Paolo Bruni, Fedagri- Confcooperative: «Le cooperative esportano il made in Italy nel mondo per valorizzare il lavoro dei soci. Continuano le allucinazioni di Coldiretti» 

«Il vero obiettivo di grandezza della cooperazione non è quello di assomigliare alle multinazionali, come dice Coldiretti, bensì di assolvere al meglio al compito di valorizzare l’eccellenza delle produzioni agroalimentare italiane. Le nostre cooperative agroalimentari lavorano e trasformano fino al 100% del prodotto delle aziende agricole socie con un doppio  risultato: prodotti made in Italy 100% e mutualità centrata al 100%. Da quale pianeta viene il presidente Marini? L’obiettivo di grandezza della cooperazione, contrariamente a quanto dice Coldiretti, è quello di remunerare al meglio i soci e non di acquistare dall’estero. Dunque, Coldiretti chi chiama all’adunata, noi? Inoltre ricordo che le nostre cooperative sono leader assolute sui prodotti a marchio territoriale che sono parametrati dalla UE e non sono di certo un’invenzione di Coldiretti». Così Paolo Bruni, presidente di Fedagri – Confcooperative commenta le ultime dichiarazioni del presidente Coldiretti Sergio Marini che aveva invitato le cooperative ad essere "vicine ai soci" e a "non comportarsi come multinazionali".
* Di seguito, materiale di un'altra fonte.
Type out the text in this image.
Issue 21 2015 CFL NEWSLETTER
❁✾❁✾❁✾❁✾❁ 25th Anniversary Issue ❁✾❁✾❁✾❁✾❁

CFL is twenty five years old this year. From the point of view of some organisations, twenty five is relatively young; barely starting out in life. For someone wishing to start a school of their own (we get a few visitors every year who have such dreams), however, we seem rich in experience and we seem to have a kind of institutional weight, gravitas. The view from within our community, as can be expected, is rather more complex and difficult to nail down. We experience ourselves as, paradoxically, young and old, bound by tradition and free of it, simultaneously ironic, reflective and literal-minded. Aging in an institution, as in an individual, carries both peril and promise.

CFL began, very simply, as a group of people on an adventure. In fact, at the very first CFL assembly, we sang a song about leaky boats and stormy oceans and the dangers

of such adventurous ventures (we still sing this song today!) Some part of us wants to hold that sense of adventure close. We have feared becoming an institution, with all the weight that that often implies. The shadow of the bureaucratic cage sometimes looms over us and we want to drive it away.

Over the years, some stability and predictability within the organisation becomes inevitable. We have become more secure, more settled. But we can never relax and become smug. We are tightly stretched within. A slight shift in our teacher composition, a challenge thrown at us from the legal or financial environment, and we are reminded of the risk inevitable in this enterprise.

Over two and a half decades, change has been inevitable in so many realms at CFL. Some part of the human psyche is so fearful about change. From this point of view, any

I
«Coldiretti – ha proseguito Bruni – continua a proporre modelli d’impresa dirigistici che la storia ha dimostrato essere totalmente fallimentari: non si spiegherebbero, altrimenti, la catastrofe che ha triturato l’ex Federconsorzi o il triste epilogo di oltre 40 cooperative agricole nel Pavese incenerite per aver seguito il modello proposto da Marini. Continua – conclude Bruni – la fase allucinogena di Coldiretti».